A morte de José Bezerra e os anos de cuidado
José Bezerra morreu em março de 2024, aos 92 anos, após sofrer um Acidente Vascular Cerebral (AVC) no ano anterior. Desde então, ele morava com Eliana, que acompanhou de perto todos os cuidados até os últimos dias de vida. A apresentadora ressaltou o quanto foi importante viver esse período ao lado do pai.
“É o terceiro ano que eu tô sem meu pai. Eu cuidei dele até o final da vida dele, aos 92 anos. Eu sou grata por ter vivido com ele, muito”, afirmou Eliana durante o programa, conforme publicado pela Metrópoles.
A presença que permanece
O que mais chamou atenção no depoimento de Eliana foi a forma como ela transformou o luto. A apresentadora revelou que nunca esperava sentir o pai tão próximo após sua morte. “Mas é curioso, porque eu nunca imaginei que, quando ele partisse, ele estivesse comigo todos os dias”, completou.

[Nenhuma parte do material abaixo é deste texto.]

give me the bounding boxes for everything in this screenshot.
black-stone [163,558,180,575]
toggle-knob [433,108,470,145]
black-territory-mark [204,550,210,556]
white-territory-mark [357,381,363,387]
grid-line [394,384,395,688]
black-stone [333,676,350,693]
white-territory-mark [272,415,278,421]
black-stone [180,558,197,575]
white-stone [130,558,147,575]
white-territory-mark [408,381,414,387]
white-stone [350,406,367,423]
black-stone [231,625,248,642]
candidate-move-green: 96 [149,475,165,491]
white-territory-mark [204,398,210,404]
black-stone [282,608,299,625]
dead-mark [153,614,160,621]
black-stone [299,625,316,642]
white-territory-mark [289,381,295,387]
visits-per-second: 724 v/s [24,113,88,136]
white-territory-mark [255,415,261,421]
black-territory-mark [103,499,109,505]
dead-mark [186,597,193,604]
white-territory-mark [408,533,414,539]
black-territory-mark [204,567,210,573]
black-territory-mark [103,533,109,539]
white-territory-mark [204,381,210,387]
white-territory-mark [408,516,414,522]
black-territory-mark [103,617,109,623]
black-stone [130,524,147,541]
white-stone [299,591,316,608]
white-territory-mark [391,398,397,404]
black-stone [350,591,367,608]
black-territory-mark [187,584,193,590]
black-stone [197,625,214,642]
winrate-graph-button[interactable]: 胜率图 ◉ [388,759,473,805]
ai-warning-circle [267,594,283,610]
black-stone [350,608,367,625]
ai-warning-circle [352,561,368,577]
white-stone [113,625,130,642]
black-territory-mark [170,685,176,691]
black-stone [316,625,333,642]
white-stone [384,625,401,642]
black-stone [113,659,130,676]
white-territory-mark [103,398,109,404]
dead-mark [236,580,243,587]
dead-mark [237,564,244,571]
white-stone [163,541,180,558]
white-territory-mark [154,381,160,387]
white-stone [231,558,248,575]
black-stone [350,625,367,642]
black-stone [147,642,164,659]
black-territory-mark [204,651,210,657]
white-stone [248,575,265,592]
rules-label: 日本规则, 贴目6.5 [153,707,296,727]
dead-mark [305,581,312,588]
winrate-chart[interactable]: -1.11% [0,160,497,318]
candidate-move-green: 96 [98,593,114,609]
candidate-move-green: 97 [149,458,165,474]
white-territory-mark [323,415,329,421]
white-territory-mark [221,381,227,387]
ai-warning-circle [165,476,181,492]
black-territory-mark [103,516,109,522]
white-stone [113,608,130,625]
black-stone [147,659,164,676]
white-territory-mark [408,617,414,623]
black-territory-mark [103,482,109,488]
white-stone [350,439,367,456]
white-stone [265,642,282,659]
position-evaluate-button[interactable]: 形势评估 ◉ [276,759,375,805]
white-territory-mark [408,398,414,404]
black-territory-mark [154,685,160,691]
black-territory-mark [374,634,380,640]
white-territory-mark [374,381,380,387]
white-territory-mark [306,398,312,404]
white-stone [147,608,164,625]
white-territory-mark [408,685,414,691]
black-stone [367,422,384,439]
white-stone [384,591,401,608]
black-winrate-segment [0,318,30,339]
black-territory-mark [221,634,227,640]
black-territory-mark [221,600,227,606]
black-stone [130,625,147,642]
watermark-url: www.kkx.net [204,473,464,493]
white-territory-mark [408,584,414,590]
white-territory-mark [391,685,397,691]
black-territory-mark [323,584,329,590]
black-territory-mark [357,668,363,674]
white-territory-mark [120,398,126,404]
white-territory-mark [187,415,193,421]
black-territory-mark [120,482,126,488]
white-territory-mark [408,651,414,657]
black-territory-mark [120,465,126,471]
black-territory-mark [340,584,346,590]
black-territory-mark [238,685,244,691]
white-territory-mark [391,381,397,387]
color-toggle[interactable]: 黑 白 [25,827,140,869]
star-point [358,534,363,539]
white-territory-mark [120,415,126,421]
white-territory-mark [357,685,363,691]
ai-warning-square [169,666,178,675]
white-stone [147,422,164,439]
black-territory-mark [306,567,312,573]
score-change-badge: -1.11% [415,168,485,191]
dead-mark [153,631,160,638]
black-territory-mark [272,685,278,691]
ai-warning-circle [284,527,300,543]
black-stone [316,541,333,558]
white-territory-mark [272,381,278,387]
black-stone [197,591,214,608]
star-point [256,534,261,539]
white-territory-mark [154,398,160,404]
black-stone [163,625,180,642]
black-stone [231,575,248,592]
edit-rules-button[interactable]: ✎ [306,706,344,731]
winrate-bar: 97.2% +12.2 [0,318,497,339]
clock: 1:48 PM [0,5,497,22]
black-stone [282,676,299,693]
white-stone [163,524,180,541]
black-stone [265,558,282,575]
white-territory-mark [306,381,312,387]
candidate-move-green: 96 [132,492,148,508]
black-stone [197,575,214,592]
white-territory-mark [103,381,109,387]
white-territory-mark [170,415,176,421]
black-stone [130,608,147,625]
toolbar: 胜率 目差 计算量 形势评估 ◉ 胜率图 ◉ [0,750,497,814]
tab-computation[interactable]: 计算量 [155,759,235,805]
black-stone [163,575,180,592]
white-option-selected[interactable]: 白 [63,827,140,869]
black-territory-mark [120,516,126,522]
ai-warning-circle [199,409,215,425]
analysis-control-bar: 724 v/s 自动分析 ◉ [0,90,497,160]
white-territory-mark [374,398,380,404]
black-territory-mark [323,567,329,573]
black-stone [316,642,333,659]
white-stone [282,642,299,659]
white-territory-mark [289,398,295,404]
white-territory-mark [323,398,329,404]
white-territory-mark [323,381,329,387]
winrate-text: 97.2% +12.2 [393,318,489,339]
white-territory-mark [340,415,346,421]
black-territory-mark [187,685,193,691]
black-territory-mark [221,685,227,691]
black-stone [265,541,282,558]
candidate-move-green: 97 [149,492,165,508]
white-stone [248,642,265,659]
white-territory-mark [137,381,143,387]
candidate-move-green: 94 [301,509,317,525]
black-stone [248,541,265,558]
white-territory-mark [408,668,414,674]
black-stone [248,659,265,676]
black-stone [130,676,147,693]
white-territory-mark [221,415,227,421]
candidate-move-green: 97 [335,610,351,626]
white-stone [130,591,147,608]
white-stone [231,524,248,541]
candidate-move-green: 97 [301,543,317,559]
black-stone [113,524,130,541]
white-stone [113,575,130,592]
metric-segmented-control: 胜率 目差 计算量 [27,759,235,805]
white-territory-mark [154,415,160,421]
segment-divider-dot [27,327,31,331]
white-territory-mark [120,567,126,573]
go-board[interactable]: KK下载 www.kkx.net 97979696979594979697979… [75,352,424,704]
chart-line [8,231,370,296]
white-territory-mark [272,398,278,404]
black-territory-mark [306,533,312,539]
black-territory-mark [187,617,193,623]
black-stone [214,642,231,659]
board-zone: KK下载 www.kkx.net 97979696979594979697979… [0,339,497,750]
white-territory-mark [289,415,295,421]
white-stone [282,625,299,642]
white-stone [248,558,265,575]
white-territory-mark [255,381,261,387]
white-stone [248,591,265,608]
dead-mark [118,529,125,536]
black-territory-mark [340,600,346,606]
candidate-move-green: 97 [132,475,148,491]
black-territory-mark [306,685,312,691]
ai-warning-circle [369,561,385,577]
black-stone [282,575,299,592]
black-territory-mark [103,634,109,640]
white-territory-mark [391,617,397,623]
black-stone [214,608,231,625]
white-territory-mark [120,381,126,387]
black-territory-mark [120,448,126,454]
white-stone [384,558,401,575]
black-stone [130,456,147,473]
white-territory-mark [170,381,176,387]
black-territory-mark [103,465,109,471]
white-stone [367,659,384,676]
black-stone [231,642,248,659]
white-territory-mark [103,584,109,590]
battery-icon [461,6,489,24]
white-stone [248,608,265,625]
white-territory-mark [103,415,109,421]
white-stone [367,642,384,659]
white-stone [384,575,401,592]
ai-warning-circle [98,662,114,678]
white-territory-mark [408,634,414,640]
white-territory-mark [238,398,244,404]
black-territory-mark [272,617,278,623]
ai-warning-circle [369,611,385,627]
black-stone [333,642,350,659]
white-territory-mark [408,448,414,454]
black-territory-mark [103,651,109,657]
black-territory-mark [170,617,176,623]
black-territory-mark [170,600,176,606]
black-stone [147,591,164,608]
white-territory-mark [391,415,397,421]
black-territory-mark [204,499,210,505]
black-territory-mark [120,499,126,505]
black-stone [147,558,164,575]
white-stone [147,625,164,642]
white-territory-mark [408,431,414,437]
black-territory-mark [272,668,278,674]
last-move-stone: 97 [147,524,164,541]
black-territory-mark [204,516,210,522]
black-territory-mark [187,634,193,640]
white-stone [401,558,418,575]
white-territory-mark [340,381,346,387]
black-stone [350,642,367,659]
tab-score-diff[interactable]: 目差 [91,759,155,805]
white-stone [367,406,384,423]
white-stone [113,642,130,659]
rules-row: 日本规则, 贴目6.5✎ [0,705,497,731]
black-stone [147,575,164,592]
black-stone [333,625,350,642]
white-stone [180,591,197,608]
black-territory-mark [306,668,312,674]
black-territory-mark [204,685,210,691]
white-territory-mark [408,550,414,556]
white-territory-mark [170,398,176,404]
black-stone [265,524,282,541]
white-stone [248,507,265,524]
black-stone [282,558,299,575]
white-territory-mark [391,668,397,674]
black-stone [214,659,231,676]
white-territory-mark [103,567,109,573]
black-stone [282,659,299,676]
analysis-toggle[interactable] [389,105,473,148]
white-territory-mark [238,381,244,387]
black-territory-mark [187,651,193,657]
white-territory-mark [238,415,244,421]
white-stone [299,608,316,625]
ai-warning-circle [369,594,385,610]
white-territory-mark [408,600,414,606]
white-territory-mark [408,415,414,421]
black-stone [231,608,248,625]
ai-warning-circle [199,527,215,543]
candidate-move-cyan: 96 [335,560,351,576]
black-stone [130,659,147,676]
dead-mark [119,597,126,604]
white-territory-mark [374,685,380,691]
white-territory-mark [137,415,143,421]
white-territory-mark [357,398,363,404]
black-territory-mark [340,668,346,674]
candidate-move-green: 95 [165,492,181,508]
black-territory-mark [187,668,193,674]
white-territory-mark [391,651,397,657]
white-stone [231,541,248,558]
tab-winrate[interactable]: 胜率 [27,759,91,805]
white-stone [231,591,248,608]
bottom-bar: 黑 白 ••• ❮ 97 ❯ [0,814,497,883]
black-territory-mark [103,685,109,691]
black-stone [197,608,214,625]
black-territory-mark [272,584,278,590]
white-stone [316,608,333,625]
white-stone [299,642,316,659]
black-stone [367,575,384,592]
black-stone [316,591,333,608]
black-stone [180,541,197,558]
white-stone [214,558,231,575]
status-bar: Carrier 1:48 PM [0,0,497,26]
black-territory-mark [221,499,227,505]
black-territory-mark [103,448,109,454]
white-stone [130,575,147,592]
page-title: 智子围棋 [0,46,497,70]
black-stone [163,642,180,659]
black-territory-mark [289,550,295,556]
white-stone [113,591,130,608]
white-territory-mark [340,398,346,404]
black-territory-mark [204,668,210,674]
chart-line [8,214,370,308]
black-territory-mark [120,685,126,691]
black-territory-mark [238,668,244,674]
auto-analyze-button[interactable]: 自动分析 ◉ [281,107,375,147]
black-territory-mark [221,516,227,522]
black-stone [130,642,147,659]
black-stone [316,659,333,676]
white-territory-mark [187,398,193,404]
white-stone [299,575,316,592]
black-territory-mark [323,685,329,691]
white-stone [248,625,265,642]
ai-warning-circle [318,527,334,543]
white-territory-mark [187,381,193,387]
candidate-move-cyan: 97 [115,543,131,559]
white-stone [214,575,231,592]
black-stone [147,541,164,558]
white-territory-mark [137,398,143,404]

As lembranças do pai surgem de forma espontânea no dia a dia de Eliana, e essas recordações transformaram a maneira como ela lida com a perda. Em vez de focar apenas na tristeza, a apresentadora conseguiu ressignificar o luto, encontrando alegria nas memórias compartilhadas com José Bezerra.
Uma perspectiva diferente sobre o luto
O depoimento de Eliana traz uma reflexão importante sobre como lidar com a morte de pessoas queridas. Ao falar sobre seu pai como “feliz” e não apenas como algo triste, a apresentadora mostrou que é possível encontrar paz e gratidão mesmo após uma perda significativa. O cuidado que ofereceu durante os últimos anos de vida de José Bezerra deixou um legado de amor que continua presente em seu cotidiano.
A participação de Eliana no Saia Justa tocou muitos espectadores, gerando reações nas redes sociais. O momento ressaltou como a apresentadora encontrou, na memória do pai, uma forma de mantê-lo vivo em sua vida.